Staat hat bei Amber Gold versagt

In Polen sind viele der Meinung, dass die Anleger des Pleite gegangenen Finanzdienstleisters Amber Gold für ihre Verluste selbst haften sollten, weil die Renditeversprechen des Unternehmens ganz offensichtlich unrealistisch gewesen seien. Doch auch der Staat hat versagt, da die Staatsanwaltschaft frühere Vorwürfe gegen Amber Gold nicht richtig geprüft hat, meint der Publizist Łukasz Warzecha in der konservativen Boulevardzeitung Fakt: "Die Frau Staatsanwältin hat die Sache so in Angriff genommen, als hätte sie keine richtige Lust darauf. Hat somit der Staat versagt? Natürlich. Wenn er so funktioniert hätte, wie er eigentlich sollte, dann hätte die Firma Amber Gold ihren Betrieb wahrscheinlich viel früher eingestellt.
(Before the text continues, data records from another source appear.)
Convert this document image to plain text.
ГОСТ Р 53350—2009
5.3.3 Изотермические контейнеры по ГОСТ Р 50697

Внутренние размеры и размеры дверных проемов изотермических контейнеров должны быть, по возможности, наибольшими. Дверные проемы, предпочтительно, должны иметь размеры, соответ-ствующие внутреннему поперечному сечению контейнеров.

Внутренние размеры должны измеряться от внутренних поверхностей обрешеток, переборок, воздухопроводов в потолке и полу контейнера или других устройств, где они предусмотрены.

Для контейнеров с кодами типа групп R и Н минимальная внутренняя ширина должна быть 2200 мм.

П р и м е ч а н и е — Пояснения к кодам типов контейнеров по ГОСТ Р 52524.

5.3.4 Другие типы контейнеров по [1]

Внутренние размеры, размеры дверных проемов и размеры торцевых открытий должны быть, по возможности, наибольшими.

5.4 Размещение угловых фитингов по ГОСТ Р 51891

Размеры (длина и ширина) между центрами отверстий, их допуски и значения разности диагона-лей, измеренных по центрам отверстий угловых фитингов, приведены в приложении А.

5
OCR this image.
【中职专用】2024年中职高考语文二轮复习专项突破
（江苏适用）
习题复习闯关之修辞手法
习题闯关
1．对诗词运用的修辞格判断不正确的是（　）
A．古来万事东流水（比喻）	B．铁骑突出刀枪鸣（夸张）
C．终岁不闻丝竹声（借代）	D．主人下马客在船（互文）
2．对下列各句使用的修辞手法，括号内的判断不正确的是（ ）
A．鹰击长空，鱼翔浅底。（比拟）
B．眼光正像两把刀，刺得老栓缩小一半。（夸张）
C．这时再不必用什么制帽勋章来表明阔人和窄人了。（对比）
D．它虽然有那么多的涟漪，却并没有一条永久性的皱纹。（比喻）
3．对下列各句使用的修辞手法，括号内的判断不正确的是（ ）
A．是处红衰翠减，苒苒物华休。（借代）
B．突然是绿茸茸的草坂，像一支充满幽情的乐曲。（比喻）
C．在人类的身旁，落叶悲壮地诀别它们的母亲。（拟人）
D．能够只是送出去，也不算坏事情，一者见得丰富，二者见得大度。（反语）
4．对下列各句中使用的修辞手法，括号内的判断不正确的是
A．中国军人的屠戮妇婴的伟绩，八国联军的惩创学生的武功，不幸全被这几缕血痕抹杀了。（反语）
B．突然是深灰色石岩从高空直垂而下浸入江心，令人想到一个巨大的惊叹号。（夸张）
Jetzt muss man nur noch herausfinden, wer dieses Unternehmen noch schützt. Denn nur die Naivsten glauben, dass es nicht irgendwie geschützt wird. Ich befürchte, dass es auch diesmal so sein wird wie in anderen Fällen. Statt die Beamten für ihr Fehlverhalten zur Verantwortung zu ziehen, werden uns wieder neue Vorschläge für Regulierungen gemacht, die unsere Freiheit einschränken - natürlich alles nur zu unseren Gunsten."